Пришла к мудрой даме на Басманную к назначенному часу. Окна её комнаты уже светились утренней синевой, но над столом горела большая лампа-люстра, повешенная так, чтобы свет падал на стол, покрытый белой клеёнкой, и на посетительницу. Хозяйка сидела в тени, и Лика видела лишь её большие внимательные глаза с искорками света и широкий подбородок. Присмотревшись, разглядела крупное лицо в мягких морщинах, спокойное и понимающее.
— Всё вижу, всё знаю, — сказала дама. — Без карт знаю, но для чина спросим и у карт. Вот он, твой король бубновый. А вот и дамы вокруг. Не одна. Но на сердце у него они не лежат. Видишь? Правду карты говорят?
— Правду, — вздохнула Лика.
— А вот и ты — бубновая дама. Ты к нему ближе, чем они. Но мешают тебе многие. И короли, и валет какой-то. Дай теперь мне руку твою и рассказывай. Отдала ему свою любовь? Познал он тебя как женщину?
— Нет. Я хотела, но...
— А пиковая дама его любовница?
— Да.
— Верно знаешь?
— Да, — всхлипнула Лика. — Сама мне рассказывала.
— Любовная линия у тебя слабая. Трудно тебе с ним, милая?
— Ох трудно.
— Давно с ним мучаешься?
— Пятый год пошёл.
— Не гадалка тебе нужна, не ворожея, а советчица. Чтобы научила, как это сделать.
— А что надо делать?
— Руками надо взять крепко-крепко и держать со всей силой, чтобы другие не отняли.
— Это
вы в переносном смысле? Не могу же я человека руками...— Не человека, а его любовный орган. Возьмёшь в руки — и весь он твой. Только ты не сможешь — любовная линия слабая.
— Что же делать? Если он не будет моим, я погибну.
— Есть для тебя способ, — сказала дама, подумав. — Добавишь ещё пять рублей.
— Конечно. Пожалуйста.
— Он у тебя православный?
— Да.
— Сделаешь так: снимешь свой нательный крестик и наденешь на него. Пусть поносит твой крест. Почувствует его как свой.
— Как же?.. А долго он должен ходить с моим крестиком?
— Чем дольше, тем сильнее почувствует, сильнее привяжется. Пусть хоть день, хоть полдня.
— Но как это сделать? Смогу ли я его уговорить?
— Исхитрись, милая.
XXXII
«Л. Мизинова — А. Чехову. 22 января 1894 г.
Глубокоуважаемый Антон Павлович. У меня к Вам большая просьба. Когда я была в Мелихове, то забыла свой крест и без него чувствую себя очень скверно. Я говорила Маше, но боюсь, что она забудет. Я его повесила на край Машиной кровати около умывальника. Ради Бога, велите поискать и наденьте его на себя и привезите.
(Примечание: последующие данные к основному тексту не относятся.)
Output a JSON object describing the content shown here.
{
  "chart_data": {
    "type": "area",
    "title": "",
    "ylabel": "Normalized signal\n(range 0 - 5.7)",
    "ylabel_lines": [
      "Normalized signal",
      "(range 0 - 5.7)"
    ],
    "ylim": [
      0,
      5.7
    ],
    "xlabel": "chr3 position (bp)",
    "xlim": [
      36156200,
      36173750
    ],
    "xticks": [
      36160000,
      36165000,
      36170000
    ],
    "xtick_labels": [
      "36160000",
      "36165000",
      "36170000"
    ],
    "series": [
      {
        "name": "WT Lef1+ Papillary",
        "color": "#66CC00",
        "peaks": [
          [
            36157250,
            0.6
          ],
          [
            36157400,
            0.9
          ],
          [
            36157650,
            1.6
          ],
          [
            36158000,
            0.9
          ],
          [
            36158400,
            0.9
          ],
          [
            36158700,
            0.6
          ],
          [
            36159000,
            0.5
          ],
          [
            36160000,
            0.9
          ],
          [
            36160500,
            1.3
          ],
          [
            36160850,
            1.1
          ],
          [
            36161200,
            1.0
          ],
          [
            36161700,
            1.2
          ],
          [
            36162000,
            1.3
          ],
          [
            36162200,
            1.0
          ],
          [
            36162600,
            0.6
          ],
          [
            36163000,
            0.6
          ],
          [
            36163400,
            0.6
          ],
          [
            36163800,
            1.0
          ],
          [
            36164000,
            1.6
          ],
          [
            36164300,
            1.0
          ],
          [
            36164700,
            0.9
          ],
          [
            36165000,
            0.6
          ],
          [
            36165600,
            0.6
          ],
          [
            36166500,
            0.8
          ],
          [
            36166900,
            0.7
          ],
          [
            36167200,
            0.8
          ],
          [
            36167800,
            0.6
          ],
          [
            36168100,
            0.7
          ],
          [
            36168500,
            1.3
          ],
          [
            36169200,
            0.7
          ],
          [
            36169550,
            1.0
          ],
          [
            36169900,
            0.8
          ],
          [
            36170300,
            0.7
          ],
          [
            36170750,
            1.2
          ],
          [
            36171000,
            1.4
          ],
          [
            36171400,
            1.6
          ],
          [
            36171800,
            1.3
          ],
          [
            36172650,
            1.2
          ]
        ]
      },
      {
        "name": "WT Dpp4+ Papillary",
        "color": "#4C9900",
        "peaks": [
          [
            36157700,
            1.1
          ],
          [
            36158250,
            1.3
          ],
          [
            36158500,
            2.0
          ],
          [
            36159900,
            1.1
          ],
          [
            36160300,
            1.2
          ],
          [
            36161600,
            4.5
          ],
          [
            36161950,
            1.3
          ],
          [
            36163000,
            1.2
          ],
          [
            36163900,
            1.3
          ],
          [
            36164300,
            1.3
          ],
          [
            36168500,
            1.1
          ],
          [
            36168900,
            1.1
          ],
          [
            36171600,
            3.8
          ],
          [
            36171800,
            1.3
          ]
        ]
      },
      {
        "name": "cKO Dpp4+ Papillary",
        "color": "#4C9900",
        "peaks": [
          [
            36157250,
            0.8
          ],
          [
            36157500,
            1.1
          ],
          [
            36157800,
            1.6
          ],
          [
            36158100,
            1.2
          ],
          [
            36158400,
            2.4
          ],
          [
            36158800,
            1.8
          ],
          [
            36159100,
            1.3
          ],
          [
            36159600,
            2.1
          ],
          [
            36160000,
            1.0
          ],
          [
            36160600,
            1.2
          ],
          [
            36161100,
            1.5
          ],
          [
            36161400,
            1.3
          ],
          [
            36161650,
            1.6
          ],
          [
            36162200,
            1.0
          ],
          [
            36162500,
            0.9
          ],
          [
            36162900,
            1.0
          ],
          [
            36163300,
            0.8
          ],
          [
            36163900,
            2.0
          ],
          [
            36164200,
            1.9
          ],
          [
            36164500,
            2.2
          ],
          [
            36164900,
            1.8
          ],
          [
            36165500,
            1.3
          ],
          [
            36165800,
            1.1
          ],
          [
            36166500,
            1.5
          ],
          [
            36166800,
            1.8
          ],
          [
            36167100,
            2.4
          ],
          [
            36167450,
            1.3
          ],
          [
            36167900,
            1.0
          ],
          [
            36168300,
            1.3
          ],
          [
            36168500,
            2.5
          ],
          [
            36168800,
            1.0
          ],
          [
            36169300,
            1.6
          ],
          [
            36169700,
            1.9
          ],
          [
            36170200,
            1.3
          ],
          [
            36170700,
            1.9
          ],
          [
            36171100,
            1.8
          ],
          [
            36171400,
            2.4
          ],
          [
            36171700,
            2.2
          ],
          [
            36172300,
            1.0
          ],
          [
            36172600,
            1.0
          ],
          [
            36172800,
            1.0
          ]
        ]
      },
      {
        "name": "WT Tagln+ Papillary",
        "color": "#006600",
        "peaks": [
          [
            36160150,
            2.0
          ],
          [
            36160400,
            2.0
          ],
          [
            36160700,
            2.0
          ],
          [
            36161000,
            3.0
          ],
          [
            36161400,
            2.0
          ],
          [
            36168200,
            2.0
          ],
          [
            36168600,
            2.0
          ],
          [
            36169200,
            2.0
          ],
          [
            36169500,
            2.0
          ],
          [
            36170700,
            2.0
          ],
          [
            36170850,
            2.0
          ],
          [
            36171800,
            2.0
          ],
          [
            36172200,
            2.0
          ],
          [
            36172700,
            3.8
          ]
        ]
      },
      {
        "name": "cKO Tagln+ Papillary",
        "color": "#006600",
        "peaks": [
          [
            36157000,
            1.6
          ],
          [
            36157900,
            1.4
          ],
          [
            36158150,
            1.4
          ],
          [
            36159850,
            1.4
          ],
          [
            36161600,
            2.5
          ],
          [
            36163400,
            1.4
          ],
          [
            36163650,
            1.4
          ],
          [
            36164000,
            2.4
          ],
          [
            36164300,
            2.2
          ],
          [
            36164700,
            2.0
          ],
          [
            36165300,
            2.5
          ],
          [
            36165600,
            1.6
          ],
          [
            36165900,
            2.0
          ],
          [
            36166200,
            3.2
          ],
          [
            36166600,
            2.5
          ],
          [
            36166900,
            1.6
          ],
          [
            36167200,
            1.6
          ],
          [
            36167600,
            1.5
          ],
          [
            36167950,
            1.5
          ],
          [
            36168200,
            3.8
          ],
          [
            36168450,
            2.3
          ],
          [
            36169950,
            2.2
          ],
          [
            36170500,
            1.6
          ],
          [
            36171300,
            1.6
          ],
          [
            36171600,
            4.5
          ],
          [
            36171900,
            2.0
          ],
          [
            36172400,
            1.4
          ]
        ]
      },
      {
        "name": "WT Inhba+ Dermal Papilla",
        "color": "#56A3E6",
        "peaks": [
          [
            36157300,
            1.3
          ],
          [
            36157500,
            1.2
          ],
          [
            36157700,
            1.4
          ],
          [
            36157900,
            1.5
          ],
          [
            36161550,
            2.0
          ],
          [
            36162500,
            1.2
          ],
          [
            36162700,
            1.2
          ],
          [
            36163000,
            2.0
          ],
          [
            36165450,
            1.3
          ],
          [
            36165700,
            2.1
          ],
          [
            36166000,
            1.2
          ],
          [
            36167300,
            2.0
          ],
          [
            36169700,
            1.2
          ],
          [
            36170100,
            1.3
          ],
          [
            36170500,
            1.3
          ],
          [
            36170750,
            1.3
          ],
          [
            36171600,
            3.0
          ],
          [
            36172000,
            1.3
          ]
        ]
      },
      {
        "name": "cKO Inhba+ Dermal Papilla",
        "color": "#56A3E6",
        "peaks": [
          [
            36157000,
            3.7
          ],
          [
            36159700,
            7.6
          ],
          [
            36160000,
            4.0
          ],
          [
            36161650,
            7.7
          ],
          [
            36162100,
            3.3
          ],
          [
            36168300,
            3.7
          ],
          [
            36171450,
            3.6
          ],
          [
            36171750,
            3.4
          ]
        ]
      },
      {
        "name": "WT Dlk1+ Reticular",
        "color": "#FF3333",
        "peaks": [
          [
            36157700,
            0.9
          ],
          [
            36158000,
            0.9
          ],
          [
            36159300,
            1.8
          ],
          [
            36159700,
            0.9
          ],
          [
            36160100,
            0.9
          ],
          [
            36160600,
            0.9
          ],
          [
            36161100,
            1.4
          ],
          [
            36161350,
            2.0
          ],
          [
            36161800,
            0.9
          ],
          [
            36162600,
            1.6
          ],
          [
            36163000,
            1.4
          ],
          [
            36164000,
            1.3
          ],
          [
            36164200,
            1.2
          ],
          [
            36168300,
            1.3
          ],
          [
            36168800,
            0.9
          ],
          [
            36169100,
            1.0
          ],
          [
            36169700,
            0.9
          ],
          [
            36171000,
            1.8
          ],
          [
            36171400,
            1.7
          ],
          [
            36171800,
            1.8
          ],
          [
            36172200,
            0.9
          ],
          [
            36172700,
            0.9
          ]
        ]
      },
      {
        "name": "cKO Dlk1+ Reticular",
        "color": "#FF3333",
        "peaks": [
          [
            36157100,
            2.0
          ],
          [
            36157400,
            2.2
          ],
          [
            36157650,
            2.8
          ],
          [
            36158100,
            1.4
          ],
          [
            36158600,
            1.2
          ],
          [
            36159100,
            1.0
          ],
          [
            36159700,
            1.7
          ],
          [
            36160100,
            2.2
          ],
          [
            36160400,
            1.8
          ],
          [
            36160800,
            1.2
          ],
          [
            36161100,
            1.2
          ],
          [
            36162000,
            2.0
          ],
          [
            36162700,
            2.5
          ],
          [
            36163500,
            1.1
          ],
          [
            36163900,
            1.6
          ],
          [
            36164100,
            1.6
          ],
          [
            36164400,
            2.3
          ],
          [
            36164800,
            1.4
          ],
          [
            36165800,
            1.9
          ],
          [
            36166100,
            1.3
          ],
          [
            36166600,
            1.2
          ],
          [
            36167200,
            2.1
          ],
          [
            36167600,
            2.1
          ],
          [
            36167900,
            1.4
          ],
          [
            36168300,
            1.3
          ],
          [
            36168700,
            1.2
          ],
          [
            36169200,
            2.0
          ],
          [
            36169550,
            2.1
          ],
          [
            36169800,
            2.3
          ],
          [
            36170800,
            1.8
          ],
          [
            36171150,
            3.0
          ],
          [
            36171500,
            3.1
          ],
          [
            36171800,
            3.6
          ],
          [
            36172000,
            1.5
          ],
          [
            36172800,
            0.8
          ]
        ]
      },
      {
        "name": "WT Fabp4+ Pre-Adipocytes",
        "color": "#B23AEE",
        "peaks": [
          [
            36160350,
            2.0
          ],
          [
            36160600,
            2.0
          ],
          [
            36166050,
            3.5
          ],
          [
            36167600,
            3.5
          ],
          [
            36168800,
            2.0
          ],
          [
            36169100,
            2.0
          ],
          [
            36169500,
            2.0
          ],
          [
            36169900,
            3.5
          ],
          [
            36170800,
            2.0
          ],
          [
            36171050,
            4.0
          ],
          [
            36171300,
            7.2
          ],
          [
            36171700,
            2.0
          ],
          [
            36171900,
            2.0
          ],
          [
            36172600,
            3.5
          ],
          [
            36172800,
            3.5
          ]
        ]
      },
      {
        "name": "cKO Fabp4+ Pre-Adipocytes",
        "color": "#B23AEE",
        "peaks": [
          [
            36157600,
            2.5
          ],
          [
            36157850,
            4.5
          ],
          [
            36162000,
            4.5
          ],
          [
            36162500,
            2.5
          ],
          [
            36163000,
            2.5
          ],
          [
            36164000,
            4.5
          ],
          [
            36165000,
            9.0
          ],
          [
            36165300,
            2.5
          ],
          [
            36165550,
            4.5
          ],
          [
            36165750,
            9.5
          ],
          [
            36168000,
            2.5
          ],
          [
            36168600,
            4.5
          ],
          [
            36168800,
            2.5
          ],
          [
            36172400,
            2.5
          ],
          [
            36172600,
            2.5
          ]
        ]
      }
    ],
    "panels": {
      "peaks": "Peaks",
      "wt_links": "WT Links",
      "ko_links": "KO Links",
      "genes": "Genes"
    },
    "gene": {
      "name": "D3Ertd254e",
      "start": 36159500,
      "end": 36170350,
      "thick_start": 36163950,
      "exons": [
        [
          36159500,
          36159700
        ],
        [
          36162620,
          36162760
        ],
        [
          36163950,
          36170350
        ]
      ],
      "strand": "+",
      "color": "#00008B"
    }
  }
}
Непременно наденьте его, а то Вы или потеряете, или забудете иначе. Приезжайте, дядя, и не забудьте обо мне.
Ваша Лика».
Он сидел над романом, листал записную книжку, выбирая подходящие записи. Задумался над страницей, отмеченной рукой Танечки Щепкиной-Куперник, — через всю страницу, поверх записей, красными чернилами: «Антоша, мы вас обожаем».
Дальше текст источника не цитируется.